The President's response could signal that he is convinced he has done nothing wrong and that Comey's testimony before the Senate Intelligence Committee on Thursday is no more than a lie.

Effectively, he was establishing a straight comparison between his word and Comey's on what went on in meetings and phone calls that made the former FBI chief so uncomfortable that he wrote down what happened.

Alternatively, it's possible that Trump may be calculating that there is no incriminating, objective proof about what occurred, leaving two irreconcilable versions of the same encounters.

CNN presidential historian Douglas Brinkley said that in two recent parallel situations in which Presidents Bill Clinton and Richard Nixon were accused of wrongdoing, there was accompanying incontrovertible evidence.

"In Clinton's case, there was Monica Lewinsky's blue dress. In Watergate, you had the White House tapes.
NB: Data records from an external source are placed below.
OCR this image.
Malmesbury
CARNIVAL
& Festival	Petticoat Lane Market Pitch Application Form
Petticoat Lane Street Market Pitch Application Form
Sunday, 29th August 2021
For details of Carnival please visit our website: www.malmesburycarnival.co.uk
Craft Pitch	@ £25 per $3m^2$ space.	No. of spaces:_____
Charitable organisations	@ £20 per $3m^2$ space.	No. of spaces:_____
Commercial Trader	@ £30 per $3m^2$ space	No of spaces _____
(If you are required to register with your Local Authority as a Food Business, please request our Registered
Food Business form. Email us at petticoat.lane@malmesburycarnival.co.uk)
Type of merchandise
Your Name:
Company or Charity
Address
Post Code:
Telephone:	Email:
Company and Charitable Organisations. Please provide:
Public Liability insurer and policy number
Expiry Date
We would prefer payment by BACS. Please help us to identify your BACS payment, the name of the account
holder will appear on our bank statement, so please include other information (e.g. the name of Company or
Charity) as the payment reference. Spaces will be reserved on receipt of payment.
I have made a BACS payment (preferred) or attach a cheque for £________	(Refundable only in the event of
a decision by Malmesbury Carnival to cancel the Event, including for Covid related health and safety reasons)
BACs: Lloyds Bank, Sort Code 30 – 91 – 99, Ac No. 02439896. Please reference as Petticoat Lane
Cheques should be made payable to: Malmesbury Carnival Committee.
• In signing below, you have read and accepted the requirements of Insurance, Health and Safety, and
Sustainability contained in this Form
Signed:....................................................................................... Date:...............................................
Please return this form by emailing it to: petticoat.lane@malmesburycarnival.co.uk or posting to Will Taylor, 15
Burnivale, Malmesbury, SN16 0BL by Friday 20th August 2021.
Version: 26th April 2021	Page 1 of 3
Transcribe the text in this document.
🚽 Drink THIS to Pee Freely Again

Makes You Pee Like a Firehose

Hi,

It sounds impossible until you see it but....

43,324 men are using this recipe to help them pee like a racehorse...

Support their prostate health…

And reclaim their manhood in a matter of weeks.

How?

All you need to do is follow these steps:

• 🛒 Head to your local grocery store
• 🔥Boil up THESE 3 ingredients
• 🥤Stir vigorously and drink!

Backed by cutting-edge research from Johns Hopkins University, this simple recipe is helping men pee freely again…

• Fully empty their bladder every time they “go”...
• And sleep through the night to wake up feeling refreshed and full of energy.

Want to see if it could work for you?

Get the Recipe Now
We don't have the smoking gun evidence at this juncture," Brinkley said.

Significantly, Trump also used his appearance on Friday to deliver a broad hint that there are not, despite his earlier warning to Comey on Twitter, any tapes of their meetings and phone calls.

If such tapes exist, they could provide corroboration of either Trump's comments or Comey's account of their meetings, which the former FBI chief detailed in memos he gave to the special counsel, and which may add credibility to his version of events.

"You are struggling to find a scenario that actually makes sense because it stretches the imagination. What the President has done is put himself in a very precarious position," CNN legal analyst Laura Coates said on "New Day" on Saturday.

A court of law and the court of public opinion is likely to give some weight to Comey's memos of what he saw and heard, Coates said.

Comey testified on Thursday that he suddenly woke up in the middle of the night a few days after Trump tweeted that he better hope there were not tapes, with the same thought.

"Lordy, I hope there are tapes," Comey said at the hearing.

Trump's aggressive strategy since the Comey hearing would be a rash one indeed if such tapes, which the law would require him to hand over to investigators, are stashed away somewhere in the White House.

He told reporters on Friday that he would reveal if there are any tapes "over a fairly short period of time."

Then he added a teasing, cryptic comment that could indicate no such recordings exist.

"Oh, you're going to be very disappointed when you hear the answer, don't worry," Trump told reporters.

Still, Trump's approach represents a serious gamble, that could get him into deep legal and political waters if if backfires.

For one thing, if he were to go under oath with Mueller, he would not know for sure what kind of evidence the special counsel would bring to the table.

And depending on the conditions of the encounter, Trump might also open himself up to questioning on other issues, and risk saying something that may later turn out to be untrue and place himself in legal and political jeopardy.

"What was most interesting to me is his willingness to say 'I will say this under oath' ... that message is -- we will take the he said, he said ... and may the best, if you will, man win," Michael Zeldin, a former special assistant to Mueller when the special counsel headed the FBI, told CNN's Brooke Baldwin Friday.

Comey's verbatim notes written after his meetings with Trump would likely put his evidence in a more credible light than Trump's, should the President not have a record of his own conversations, Zeldin said.

"If there is a tie, I think that helps tip the tie toward the Comey side," he said.

Even so, it is questionable whether a GOP-controlled House of Representatives would move towards impeachment proceedings in a case simply based upon Comey's word against Trump's.

That may be the reason why the President, even if he is not telling the entire truth about his meetings with Comey, believes it is unlikely he will ever have to pay up on the bet that he made Friday.

And there is also no guarantee that Trump, despite saying he would testify before Mueller, will not change his mind about going under oath given the risks, or could be compelled to do so.